INTRODUCTION

Discrete-ordinates (SN) transport codes, which solve the Boltzmann equation for the distribution of neutrons and photons in nuclear systems, have reached a high level of development. The early one-dimensional codes DTF-IV (Ref. 1) and ANISN (Ref. 2) are very widely used. The development of diffusion acceleration (Ref. 3) as well as increasing computer speed and capacity has made detailed transport calculations more economical; as a result, codes such as ONEDANT (Ref. 4) and TWODANT (Ref. 5) are seeing increasing use. ` The toroidal geometry capability of TRIDENT-CTR (Ref. 6) and its successor TRISM (Ref. 7)are very useful for fusion reactor analysis. The DIF-3D (Ref. 8) diffusion code and Monte-Carlo codes with multigroup capability like MCNP (Ref. 9) are also used frequently.

However, many of the users of transport codes have the same complaint: it is hard to get good, up-to-date, documented cross-section data and prepare them for input into these codes. The difficulties are multiplied if there is anything unusual about the problem, such as fine groups, self-shielding, transport cross sections, or sophisticated response edits (e.g., heating, damage, or gas production). This report describes a utility code called TRANSX (for transport cross-section code) that works together with a generalized cross-section library called MATXS (for material cross-section library) to give the transport code user easier access to appropriate nuclear data and some capabilities difficult or impossible to get with any other system.

The version of TRANSX described in this report can be used to construct data for fusion reactors, fast fission reactors, thermal fission reactors, and shielding problems. Its main weakness is in computing resonance effects in thermal reactors.

TRANSX was originally developed in the late seventies to handle cross sections for fission, fusion, and shielding applications at Los Alamos. In the early eighties, extensions to handle heterogeneous self-shielding problems for fast reactors were added. In 1984, a version without the fast reactor features was released as TRANSX-CTR (Ref. 10). It was especially well-suited for problems in controlled thermonuclear research (CTR) because of its ability to prepare coupled tables and response edits for heating, damage, gas production, and delayed activity. Various later versions have been made available without formal release or complete documentation; for example, Version 1.11 has been available as S11 at Los Alamos, on the Magnetic Fusion Energy (MFE) computer system at Livermore, and on the San Diego Super Computer Center system since late 1987. Version 1.13, which includes charged-particle capabilities, has been used extensively at Los Alamos. This gradual accumulation of changes and new capabilities, plus the need to react to a new version of the MATXS format developed for NJOY 91, plus the need for a fully documented code more consistent with modern Quality Assurance (QA) requirements, has led to the creation of this new version.

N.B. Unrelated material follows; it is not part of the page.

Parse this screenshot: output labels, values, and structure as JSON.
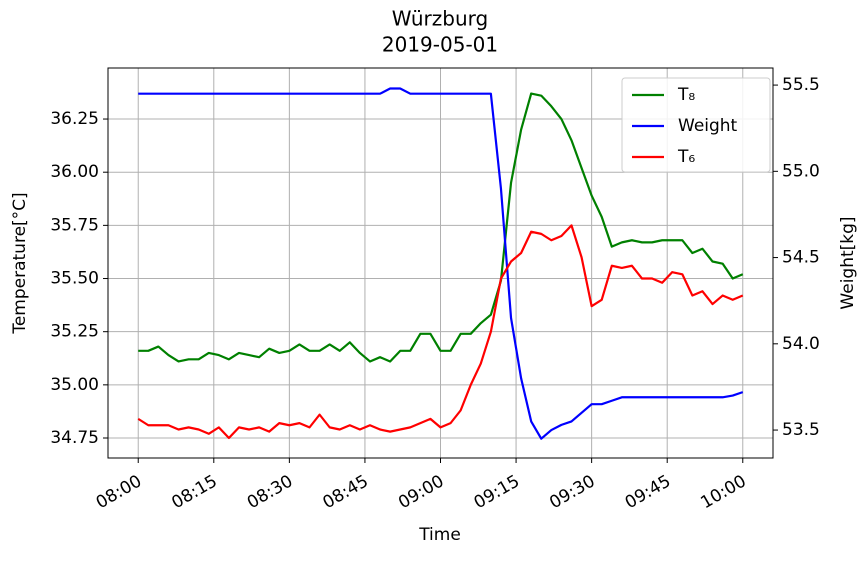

Section II of this report discusses the data needs of the typical SN codes and describes the theoretical background; Section III gives detailed examples of a wide variety of problems that can be solved using TRANSX; Section IV contains descriptions of the input and output files used by TRANSX, including the MATXS cross-section library; Section V summarizes several available MATXS libraries; and Section VI gives a detailed discussion of the code aimed at programmers who have to convert, modify, or maintain the code. Several appendices are attached that give the format specifications for the input and output interface files and partial listings of the outputs from the sample problems.